Monday, April 21, 2014

Ethanol Mandates in Motor Fuel

Open Email to Congress:

Dear Representatives and Senators,
Seven years ago, Congress passed the Energy Independence and Security Act of 2007. It was signed into law by Pres. George Bush in December 2007. At that time, both Congress and the President were concerned that the millions of cars on US roads using gasoline from petroleum presented a national hazard for continuance of supply and also involving US security.
At that time, the US was using 21,000 barrels per day and and was short 12,000 barrels per day. The shortage was imported, about half of it from OPEC, the international cartel.
We now use 19,000 barrels per day and import 5000 barrels per day. We also export about 3000 barrels per day. This leaves a slight deficit for complete supply from US sources, but that is expected to be eliminated in the next few years. Times have changed. We have cut back on automotive usage by improved mileage for vehicles, but the big changes have been in energy production. There have been two changes in drilling operations; fracking and horizontal drilling.
When the Energy Independence and Security Act of 2007 was passed, it included among other things a Renewable Fuel Standard mandate. With subsequent changes, the mandate requires 15.2 billion gallons of renewable fuel be blended into transportation fuel in 2012, eventually ramping up to 36 billion gallons in 2022. Of that 36 billion number, the United States must produce 16 billion gallons of cellulosic ethanol, 15 billion gallons of traditional corn-based ethanol, 4 billion gallons of advanced biofuels and 1 billion gallons of biodiesel fuel to be blended into gasoline and Diesel by 2022.
We could stop here with the obvious conclusion that the Energy Independence and Security Act of 2007 was passed seven years ago, and the radical change in US petroleum productive capacity makes many portions, particularly the Renewable Fuel Standard Law, no longer applicable. However, we must go on, because it hasn't ended here. The elimination of two subsidies has made the disastrous financial aspect less critical, but we are still faced with the volume mandates of the Renewable Fuel Standard. To put that item in perspective, let's look at the technology.
The process for producing ethanol from cellulose [the 16 billion gallons of the Renewable Fuel Standard] is similar to that for production from cornstarch products, except for an additional complication. Cellulose includes: corn stover, which is leaves and stalks; switch grass; wood; and many other natural plants.. Unfortunately, while cornstarch is easily used by yeast as a raw material in the fermentation to ethanol, yeast cannot act directly on cellulosic materials.
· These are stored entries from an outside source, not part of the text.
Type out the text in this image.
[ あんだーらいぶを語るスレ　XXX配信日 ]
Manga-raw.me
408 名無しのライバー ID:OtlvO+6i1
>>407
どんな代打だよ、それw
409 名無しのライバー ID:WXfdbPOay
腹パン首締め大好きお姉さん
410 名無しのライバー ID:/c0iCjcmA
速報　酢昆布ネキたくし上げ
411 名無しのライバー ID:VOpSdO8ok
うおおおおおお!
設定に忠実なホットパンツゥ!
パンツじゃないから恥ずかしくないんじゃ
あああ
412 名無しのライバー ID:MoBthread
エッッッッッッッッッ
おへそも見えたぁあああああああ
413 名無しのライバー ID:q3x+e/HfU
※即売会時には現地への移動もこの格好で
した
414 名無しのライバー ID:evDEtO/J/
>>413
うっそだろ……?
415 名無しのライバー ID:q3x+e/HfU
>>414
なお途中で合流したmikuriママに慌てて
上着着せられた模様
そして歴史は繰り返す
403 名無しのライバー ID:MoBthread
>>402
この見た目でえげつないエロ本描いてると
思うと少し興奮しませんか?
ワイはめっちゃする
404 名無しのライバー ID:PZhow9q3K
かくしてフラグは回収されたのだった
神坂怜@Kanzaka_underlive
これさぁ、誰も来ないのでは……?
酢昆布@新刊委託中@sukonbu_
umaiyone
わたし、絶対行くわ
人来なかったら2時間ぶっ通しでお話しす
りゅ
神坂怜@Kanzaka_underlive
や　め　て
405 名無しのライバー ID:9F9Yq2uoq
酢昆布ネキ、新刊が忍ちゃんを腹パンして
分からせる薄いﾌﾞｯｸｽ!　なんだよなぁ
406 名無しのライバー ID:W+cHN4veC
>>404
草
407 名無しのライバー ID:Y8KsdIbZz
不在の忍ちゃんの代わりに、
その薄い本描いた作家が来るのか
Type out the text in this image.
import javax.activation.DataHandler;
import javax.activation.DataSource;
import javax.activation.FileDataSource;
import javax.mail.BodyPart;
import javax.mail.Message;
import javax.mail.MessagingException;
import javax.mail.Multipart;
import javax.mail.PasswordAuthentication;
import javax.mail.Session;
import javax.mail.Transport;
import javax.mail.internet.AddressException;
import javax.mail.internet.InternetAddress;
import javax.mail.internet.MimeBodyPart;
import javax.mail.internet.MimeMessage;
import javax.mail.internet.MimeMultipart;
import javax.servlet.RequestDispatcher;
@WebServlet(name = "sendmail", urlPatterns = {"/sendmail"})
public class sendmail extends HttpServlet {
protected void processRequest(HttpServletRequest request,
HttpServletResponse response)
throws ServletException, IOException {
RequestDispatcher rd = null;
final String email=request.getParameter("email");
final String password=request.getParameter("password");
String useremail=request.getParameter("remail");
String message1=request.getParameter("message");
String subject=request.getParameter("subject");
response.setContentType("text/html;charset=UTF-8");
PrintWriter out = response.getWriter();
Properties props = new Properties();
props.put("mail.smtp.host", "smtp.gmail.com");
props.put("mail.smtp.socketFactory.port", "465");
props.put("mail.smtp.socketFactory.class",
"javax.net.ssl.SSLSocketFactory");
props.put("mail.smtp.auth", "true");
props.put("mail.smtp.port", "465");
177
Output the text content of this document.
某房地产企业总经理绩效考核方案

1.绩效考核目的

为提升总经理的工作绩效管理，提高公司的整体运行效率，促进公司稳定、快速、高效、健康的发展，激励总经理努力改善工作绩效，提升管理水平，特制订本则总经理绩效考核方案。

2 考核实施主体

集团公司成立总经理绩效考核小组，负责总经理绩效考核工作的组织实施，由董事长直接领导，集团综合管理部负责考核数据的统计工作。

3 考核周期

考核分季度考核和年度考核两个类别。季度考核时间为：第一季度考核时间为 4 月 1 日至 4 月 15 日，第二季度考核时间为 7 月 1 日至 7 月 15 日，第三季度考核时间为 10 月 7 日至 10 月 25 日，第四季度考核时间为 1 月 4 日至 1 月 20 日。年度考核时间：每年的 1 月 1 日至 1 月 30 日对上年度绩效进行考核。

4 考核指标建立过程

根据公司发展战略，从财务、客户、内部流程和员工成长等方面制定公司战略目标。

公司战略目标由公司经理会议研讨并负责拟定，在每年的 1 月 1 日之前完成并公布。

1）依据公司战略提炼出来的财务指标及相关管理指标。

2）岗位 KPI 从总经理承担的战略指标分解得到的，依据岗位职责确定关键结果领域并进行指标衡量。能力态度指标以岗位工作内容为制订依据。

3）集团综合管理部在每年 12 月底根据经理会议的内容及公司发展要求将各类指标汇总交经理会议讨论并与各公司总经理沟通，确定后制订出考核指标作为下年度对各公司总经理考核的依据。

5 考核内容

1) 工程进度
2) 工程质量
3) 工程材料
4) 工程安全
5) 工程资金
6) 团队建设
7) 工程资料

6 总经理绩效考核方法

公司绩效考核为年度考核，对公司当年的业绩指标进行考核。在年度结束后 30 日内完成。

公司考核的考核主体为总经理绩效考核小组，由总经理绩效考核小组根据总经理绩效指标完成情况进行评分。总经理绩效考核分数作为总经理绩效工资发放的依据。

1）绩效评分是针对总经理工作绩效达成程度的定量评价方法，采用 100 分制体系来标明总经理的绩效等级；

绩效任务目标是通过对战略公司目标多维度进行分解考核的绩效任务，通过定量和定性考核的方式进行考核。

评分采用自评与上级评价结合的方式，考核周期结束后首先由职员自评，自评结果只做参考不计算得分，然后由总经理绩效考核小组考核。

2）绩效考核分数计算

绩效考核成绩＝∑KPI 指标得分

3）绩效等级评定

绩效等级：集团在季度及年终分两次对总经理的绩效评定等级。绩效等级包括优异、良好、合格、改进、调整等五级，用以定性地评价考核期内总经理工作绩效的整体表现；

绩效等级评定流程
The cellulosic materials must first be converted to an available starch or sugars, which add an additional expensive step. While the technology to convert cellulose to available sugars is known, it is not found to be economically feasible on a commercial scale. For this reason there has been no significant quantities of commercially available ethanol produced from cellulose.
Later this year DuPont is scheduled to finish a $200 million-plus facility in Nevada, Iowa, that will produce 30 million gallons of cellulosic ethanol using corn stover. In addition,POET-DSM, a joint operation between leading U.S. ethanol maker POET LLC and Dutch food and chemicals group DSM, will complete a $250 million facility in Emmetsburg, in the north-central part of the No. 1 corn-growing state, to produce 7 million gallons of ethanol this year using cobs and other corn "stover". The Poet-DSM is said to be privately financed, but it In September 2011, the same month the Solyndra scandal broke, the government awarded $237 million in loan guarantees to help finance construction of two cellulosic ethanol plants in Kansas and Iowa. Note that the planned production quantity will be only 2.3% of the mandated amount.
In view of the above, I call on Congress and the President to modify the Energy Independence and Security Act of 2007. The ethanol and other fuel mandates of the Renewable Fuel Standard should be eliminated, because they are unrealistic in quantity and have no basis of need based upon the present and projected lower cost and higher production rate of petroleum in the US.